敵は4人。そのうち3人が壁に追いやった村人達を囲むようにして、それぞれ等間隔に間を空けて立っている。正面が猿男だ。残りの一人は少し離れたところから、こちらを見ていた。
ジリ、ジリと、緊張がピークに達する。その瞬間先頭のエルフの男が、声を上げて猿男に殴りかかった。猿男、倒れる。反抗が開始された。すぐさま他の二人も殴り倒される。敵を殴った3人のエルフの男がそれぞれ剣を奪い、その近くの者が倒した敵を取り押さえる。老人、女達は子どもを連れて壁際に固まる。エルフの活発な男達約70人のうち半分がそれを守るためにぐるりと周りを囲み壁をつくり。残り半分の集団は少し離れたところいる変な雰囲気のフード男へ向かって走った。

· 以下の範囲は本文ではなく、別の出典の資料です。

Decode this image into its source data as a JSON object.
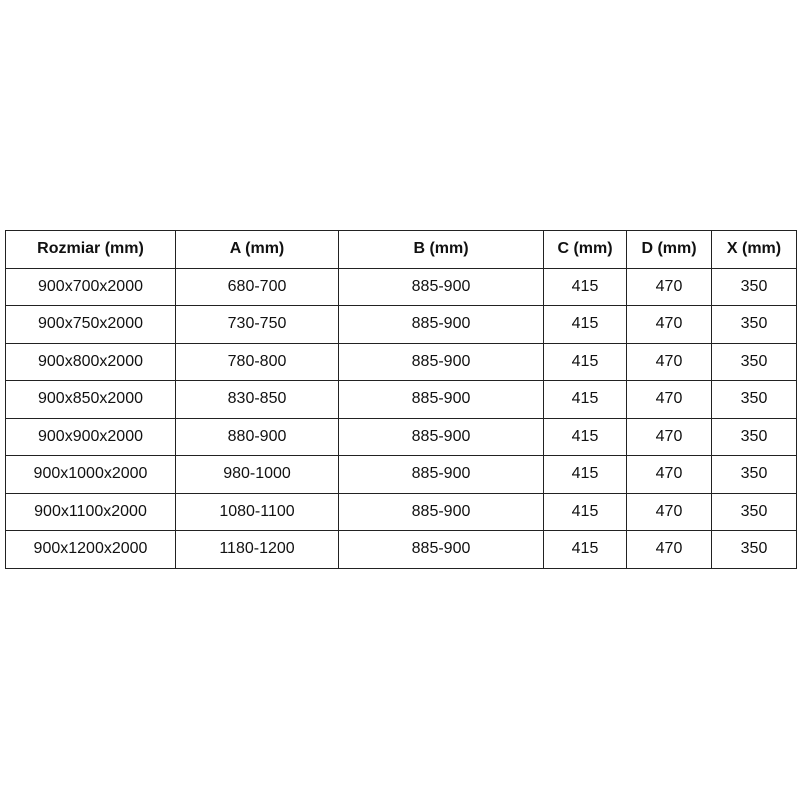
{
  "table": {
    "headers": [
      "Rozmiar (mm)",
      "A (mm)",
      "B (mm)",
      "C (mm)",
      "D (mm)",
      "X (mm)"
    ],
    "rows": [
      [
        "900x700x2000",
        "680-700",
        "885-900",
        "415",
        "470",
        "350"
      ],
      [
        "900x750x2000",
        "730-750",
        "885-900",
        "415",
        "470",
        "350"
      ],
      [
        "900x800x2000",
        "780-800",
        "885-900",
        "415",
        "470",
        "350"
      ],
      [
        "900x850x2000",
        "830-850",
        "885-900",
        "415",
        "470",
        "350"
      ],
      [
        "900x900x2000",
        "880-900",
        "885-900",
        "415",
        "470",
        "350"
      ],
      [
        "900x1000x2000",
        "980-1000",
        "885-900",
        "415",
        "470",
        "350"
      ],
      [
        "900x1100x2000",
        "1080-1100",
        "885-900",
        "415",
        "470",
        "350"
      ],
      [
        "900x1200x2000",
        "1180-1200",
        "885-900",
        "415",
        "470",
        "350"
      ]
    ]
  }
}
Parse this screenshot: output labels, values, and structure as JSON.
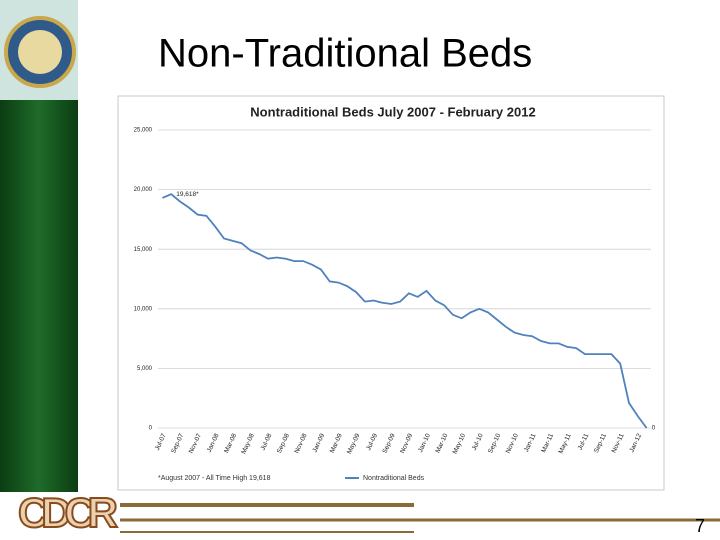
{
  "slide": {
    "title": "Non-Traditional Beds",
    "logo_text": "CDCR",
    "page_number": "7"
  },
  "chart_data": {
    "type": "line",
    "title": "Nontraditional Beds July 2007 - February  2012",
    "categories": [
      "Jul-07",
      null,
      "Sep-07",
      null,
      "Nov-07",
      null,
      "Jan-08",
      null,
      "Mar-08",
      null,
      "May-08",
      null,
      "Jul-08",
      null,
      "Sep-08",
      null,
      "Nov-08",
      null,
      "Jan-09",
      null,
      "Mar-09",
      null,
      "May-09",
      null,
      "Jul-09",
      null,
      "Sep-09",
      null,
      "Nov-09",
      null,
      "Jan-10",
      null,
      "Mar-10",
      null,
      "May-10",
      null,
      "Jul-10",
      null,
      "Sep-10",
      null,
      "Nov-10",
      null,
      "Jan-11",
      null,
      "Mar-11",
      null,
      "May-11",
      null,
      "Jul-11",
      null,
      "Sep-11",
      null,
      "Nov-11",
      null,
      "Jan-12",
      null
    ],
    "series": [
      {
        "name": "Nontraditional Beds",
        "color": "#4f81bd",
        "values": [
          19300,
          19618,
          19000,
          18500,
          17900,
          17800,
          16900,
          15900,
          15700,
          15500,
          14900,
          14600,
          14200,
          14300,
          14200,
          14000,
          14000,
          13700,
          13300,
          12300,
          12200,
          11900,
          11400,
          10600,
          10700,
          10500,
          10400,
          10600,
          11300,
          11000,
          11500,
          10700,
          10300,
          9500,
          9200,
          9700,
          10000,
          9700,
          9100,
          8500,
          8000,
          7800,
          7700,
          7300,
          7100,
          7100,
          6800,
          6700,
          6200,
          6200,
          6200,
          6200,
          5400,
          2100,
          1000,
          0
        ],
        "value_labels": [
          null,
          "19,618*",
          null,
          null,
          null,
          null,
          null,
          null,
          null,
          null,
          null,
          null,
          null,
          null,
          null,
          null,
          null,
          null,
          null,
          null,
          null,
          null,
          null,
          null,
          null,
          null,
          null,
          null,
          null,
          null,
          null,
          null,
          null,
          null,
          null,
          null,
          null,
          null,
          null,
          null,
          null,
          null,
          null,
          null,
          null,
          null,
          null,
          null,
          null,
          null,
          null,
          null,
          null,
          null,
          null,
          "0"
        ]
      }
    ],
    "ylim": [
      0,
      25000
    ],
    "yticks": [
      0,
      {
        "value": 5000,
        "label": "5,000"
      },
      {
        "value": 10000,
        "label": "10,000"
      },
      {
        "value": 15000,
        "label": "15,000"
      },
      {
        "value": 20000,
        "label": "20,000"
      },
      {
        "value": 25000,
        "label": "25,000"
      }
    ],
    "grid": true,
    "legend": "bottom",
    "annotation": "*August 2007 - All Time High 19,618"
  }
}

よし。いいぞ。興奮する男達は皆そう思う。武器も奪った。フード男の武器も奪えばこちらの武器は4、残りの四人が帰ってきても互角以上に戦える。人数のアドバンテージもある。一人の犠牲者も出さず済むかもしれない。そんな希望が芽生える。
ああ、しかしなぜだ?取り押さえられていた猿男の口元が歪む。
「なあ、俺達はそんなにマヌケな集団に見えるか?」
その一言で。安堵さえ生まれつつあった老人や女達の心には天敵睨まれた
殺気に満ちた群衆が目の前に迫っても、フード男は微動だにしない。己の剣に触れようとさえしない。哀れなエルフの男達は、彼が自分たちの覇気に怖気付いたのだと確信する。あと一歩。そこまで迫る。

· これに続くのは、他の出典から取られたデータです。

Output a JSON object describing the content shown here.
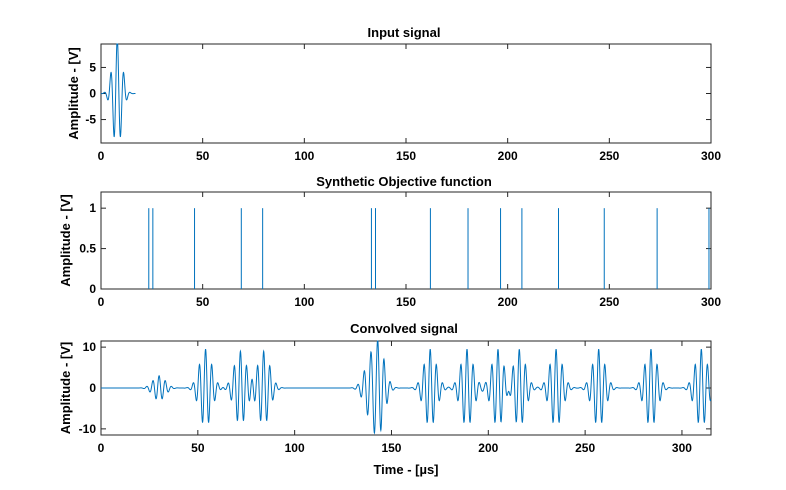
{
  "colors": {
    "series": "#0072BD",
    "axis": "#262626"
  },
  "chart_data": [
    {
      "type": "line",
      "title": "Input signal",
      "xlabel": "",
      "ylabel": "Amplitude - [V]",
      "xlim": [
        0,
        300
      ],
      "ylim": [
        -9.5,
        9.5
      ],
      "xticks": [
        0,
        50,
        100,
        150,
        200,
        250,
        300
      ],
      "yticks": [
        -5,
        0,
        5
      ],
      "grid": false,
      "signal": {
        "kind": "tone_burst",
        "x_start": 0,
        "x_end": 17,
        "center": 8,
        "width": 3.2,
        "period": 3.2,
        "amplitude": 10.5
      }
    },
    {
      "type": "line",
      "title": "Synthetic Objective function",
      "xlabel": "",
      "ylabel": "Amplitude - [V]",
      "xlim": [
        0,
        300
      ],
      "ylim": [
        0,
        1.2
      ],
      "xticks": [
        0,
        50,
        100,
        150,
        200,
        250,
        300
      ],
      "yticks": [
        0,
        0.5,
        1
      ],
      "grid": false,
      "spikes": [
        {
          "x": 23.5,
          "y": 1
        },
        {
          "x": 25.5,
          "y": 1
        },
        {
          "x": 46,
          "y": 1
        },
        {
          "x": 69,
          "y": 1
        },
        {
          "x": 79.5,
          "y": 1
        },
        {
          "x": 133,
          "y": 1
        },
        {
          "x": 135,
          "y": 1
        },
        {
          "x": 162,
          "y": 1
        },
        {
          "x": 180.5,
          "y": 1
        },
        {
          "x": 196.5,
          "y": 1
        },
        {
          "x": 207,
          "y": 1
        },
        {
          "x": 225,
          "y": 1
        },
        {
          "x": 247.5,
          "y": 1
        },
        {
          "x": 273.5,
          "y": 1
        },
        {
          "x": 299,
          "y": 1
        }
      ]
    },
    {
      "type": "line",
      "title": "Convolved signal",
      "xlabel": "Time - [µs]",
      "ylabel": "Amplitude - [V]",
      "xlim": [
        0,
        315
      ],
      "ylim": [
        -11.5,
        11.5
      ],
      "xticks": [
        0,
        50,
        100,
        150,
        200,
        250,
        300
      ],
      "yticks": [
        -10,
        0,
        10
      ],
      "grid": false,
      "bursts": [
        {
          "center": 30,
          "amplitude": 3
        },
        {
          "center": 54,
          "amplitude": 9.5
        },
        {
          "center": 72,
          "amplitude": 9
        },
        {
          "center": 84,
          "amplitude": 9
        },
        {
          "center": 139,
          "amplitude": 6.5
        },
        {
          "center": 143,
          "amplitude": 11.5
        },
        {
          "center": 170,
          "amplitude": 9.5
        },
        {
          "center": 189,
          "amplitude": 9.5
        },
        {
          "center": 205,
          "amplitude": 9.5
        },
        {
          "center": 216,
          "amplitude": 9.5
        },
        {
          "center": 235,
          "amplitude": 9.5
        },
        {
          "center": 257,
          "amplitude": 9.5
        },
        {
          "center": 284,
          "amplitude": 9.5
        },
        {
          "center": 310,
          "amplitude": 9.5
        }
      ],
      "burst_shape": {
        "width": 3.2,
        "period": 3.2
      }
    }
  ]
}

その一瞬だった。黒いフードの中、男の目が紅くギラつき光を帯びる。その紅い眼に睨まれたエルフの男達は突然脱力し、先頭の男は振り上げた剣をガシャリと落とす。それを合図に全員がその場にへなへなと崩れ落ちた。
静寂が訪れる。
それを見た猿男が高らかにキーキー笑う。おかしくてしょうがない。渾身の嘲笑が込められた笑い声が広場に響いた。